None of the wingers are set on the touchline as their average position. This is partially because that is not a viable defensive shape, and partially because of the rotation that naturally occurs with so many dedicated attackers. Jesus Medina and Valentin Castellanos (who played well in his MLS debut) often took each other’s place. Some goes for Maxi Moralez and Ismael Tajouri-Shradi on the other side.

It’s all free-flowing, by design. It’s ideal for an aggressive, probing player like Medina, who has plenty of on-ball flair and loves to take defenders on one-v-one. Moralez, who at times has played as a false 9 with David Villa and Berget hurt, has been the team’s best player. He has eight goals and 12 assists, starting every game.

Moralez has a way of slipping under defenders, squirming through holes and attaching the ball to his feet in tight spaces. Occasionally he drifts to the wing, as a new starting point for slimy dribbles and creative touch passes. Everyone in the attack benefits.

Tinnerholm has been one of the better right backs in the league this year, and he’s capable enough on the ball to both support the right-sided attackers and overlap for them. Torrent’s system, similar to Guardiola’s and other modern tactical looks, requires fullbacks who can pass like midfielders. Tinnerholm fits the mold.

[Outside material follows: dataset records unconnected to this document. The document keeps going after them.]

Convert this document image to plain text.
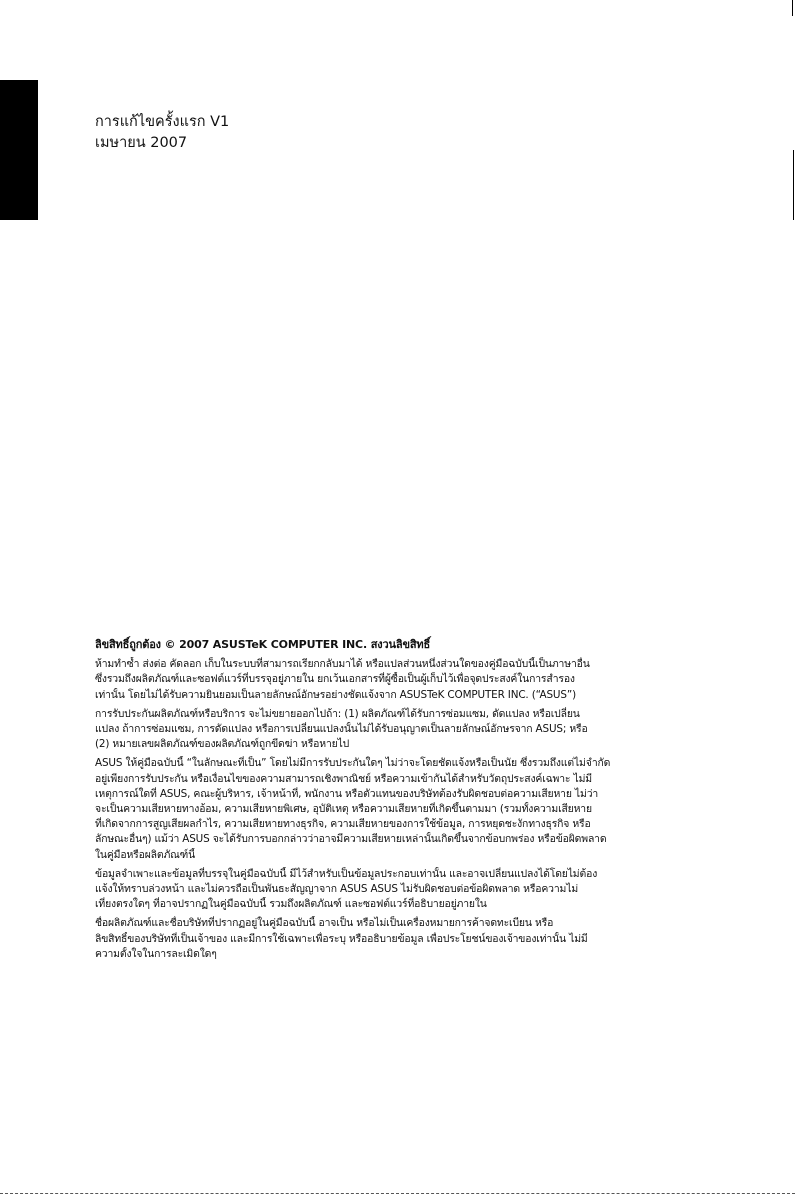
การแก้ไขครั้งแรก V1
เมษายน 2007
ลิขสิทธิ์ถูกต้อง © 2007 ASUSTeK COMPUTER INC. สงวนลิขสิทธิ์
ห้ามทำซ้ำ ส่งต่อ คัดลอก เก็บในระบบที่สามารถเรียกกลับมาได้ หรือแปลส่วนหนึ่งส่วนใดของคู่มือฉบับนี้เป็นภาษาอื่น
ซึ่งรวมถึงผลิตภัณฑ์และซอฟต์แวร์ที่บรรจุอยู่ภายใน ยกเว้นเอกสารที่ผู้ซื้อเป็นผู้เก็บไว้เพื่อจุดประสงค์ในการสำรอง
เท่านั้น โดยไม่ได้รับความยินยอมเป็นลายลักษณ์อักษรอย่างชัดแจ้งจาก ASUSTeK COMPUTER INC. (“ASUS”)
การรับประกันผลิตภัณฑ์หรือบริการ จะไม่ขยายออกไปถ้า: (1) ผลิตภัณฑ์ได้รับการซ่อมแซม, ดัดแปลง หรือเปลี่ยน
แปลง ถ้าการซ่อมแซม, การดัดแปลง หรือการเปลี่ยนแปลงนั้นไม่ได้รับอนุญาตเป็นลายลักษณ์อักษรจาก ASUS; หรือ
(2) หมายเลขผลิตภัณฑ์ของผลิตภัณฑ์ถูกขีดฆ่า หรือหายไป
ASUS ให้คู่มือฉบับนี้ “ในลักษณะที่เป็น” โดยไม่มีการรับประกันใดๆ ไม่ว่าจะโดยชัดแจ้งหรือเป็นนัย ซึ่งรวมถึงแต่ไม่จำกัด
อยู่เพียงการรับประกัน หรือเงื่อนไขของความสามารถเชิงพาณิชย์ หรือความเข้ากันได้สำหรับวัตถุประสงค์เฉพาะ ไม่มี
เหตุการณ์ใดที่ ASUS, คณะผู้บริหาร, เจ้าหน้าที่, พนักงาน หรือตัวแทนของบริษัทต้องรับผิดชอบต่อความเสียหาย ไม่ว่า
จะเป็นความเสียหายทางอ้อม, ความเสียหายพิเศษ, อุบัติเหตุ หรือความเสียหายที่เกิดขึ้นตามมา (รวมทั้งความเสียหาย
ที่เกิดจากการสูญเสียผลกำไร, ความเสียหายทางธุรกิจ, ความเสียหายของการใช้ข้อมูล, การหยุดชะงักทางธุรกิจ หรือ
ลักษณะอื่นๆ) แม้ว่า ASUS จะได้รับการบอกกล่าวว่าอาจมีความเสียหายเหล่านั้นเกิดขึ้นจากข้อบกพร่อง หรือข้อผิดพลาด
ในคู่มือหรือผลิตภัณฑ์นี้
ข้อมูลจำเพาะและข้อมูลที่บรรจุในคู่มือฉบับนี้ มีไว้สำหรับเป็นข้อมูลประกอบเท่านั้น และอาจเปลี่ยนแปลงได้โดยไม่ต้อง
แจ้งให้ทราบล่วงหน้า และไม่ควรถือเป็นพันธะสัญญาจาก ASUS ASUS ไม่รับผิดชอบต่อข้อผิดพลาด หรือความไม่
เที่ยงตรงใดๆ ที่อาจปรากฏในคู่มือฉบับนี้ รวมถึงผลิตภัณฑ์ และซอฟต์แวร์ที่อธิบายอยู่ภายใน
ชื่อผลิตภัณฑ์และชื่อบริษัทที่ปรากฏอยู่ในคู่มือฉบับนี้ อาจเป็น หรือไม่เป็นเครื่องหมายการค้าจดทะเบียน หรือ
ลิขสิทธิ์ของบริษัทที่เป็นเจ้าของ และมีการใช้เฉพาะเพื่อระบุ หรืออธิบายข้อมูล เพื่อประโยชน์ของเจ้าของเท่านั้น ไม่มี
ความตั้งใจในการละเมิดใดๆ
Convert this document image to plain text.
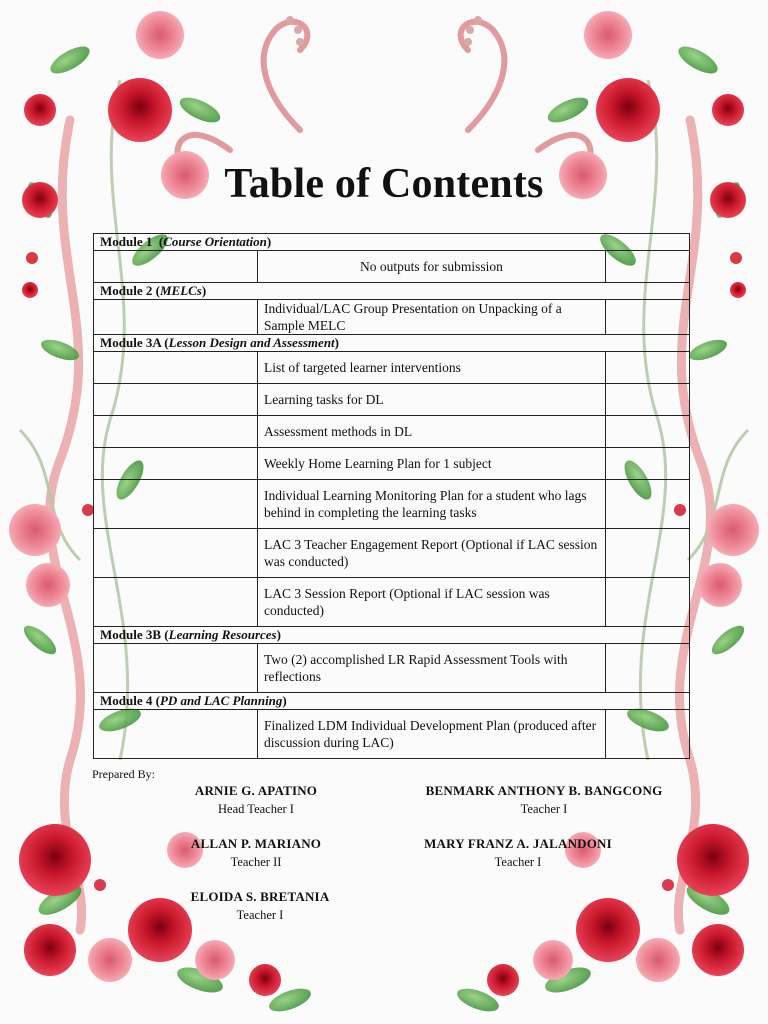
Table of Contents
Module 1  (Course Orientation)		
	No outputs for submission	
Module 2 (MELCs)		
	Individual/LAC Group Presentation on Unpacking of a Sample MELC	
Module 3A (Lesson Design and Assessment)		
	List of targeted learner interventions	
	Learning tasks for DL	
	Assessment methods in DL	
	Weekly Home Learning Plan for 1 subject	
	Individual Learning Monitoring Plan for a student who lags behind in completing the learning tasks	
	LAC 3 Teacher Engagement Report (Optional if LAC session was conducted)	
	LAC 3 Session Report (Optional if LAC session was conducted)	
Module 3B (Learning Resources)		
	Two (2) accomplished LR Rapid Assessment Tools with reflections	
Module 4 (PD and LAC Planning)		
	Finalized LDM Individual Development Plan (produced after discussion during LAC)	
Prepared By:
ARNIE G. APATINO
Head Teacher I
BENMARK ANTHONY B. BANGCONG
Teacher I
ALLAN P. MARIANO
Teacher II
MARY FRANZ A. JALANDONI
Teacher I
ELOIDA S. BRETANIA
Teacher I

Recent results, including the disappointing dropped points to the Whitecaps and last week’s loss in Seattle, have revealed some lingering issues. They have a tendency to rotate the squad a lot, resulting in some disjointedness. Winger Jonathan Lewis should be getting more minutes. The loss of Yangel Herrera for the season has left them weaker in midfield.

But NYC look cemented in the Eastern Conference’s top three. Their relentlessness at home has been brutally effective, and they will be getting David Villa back from injury soon. Their weakness under Vieira was always playoff success. Thus brings Torrent’s next challenge.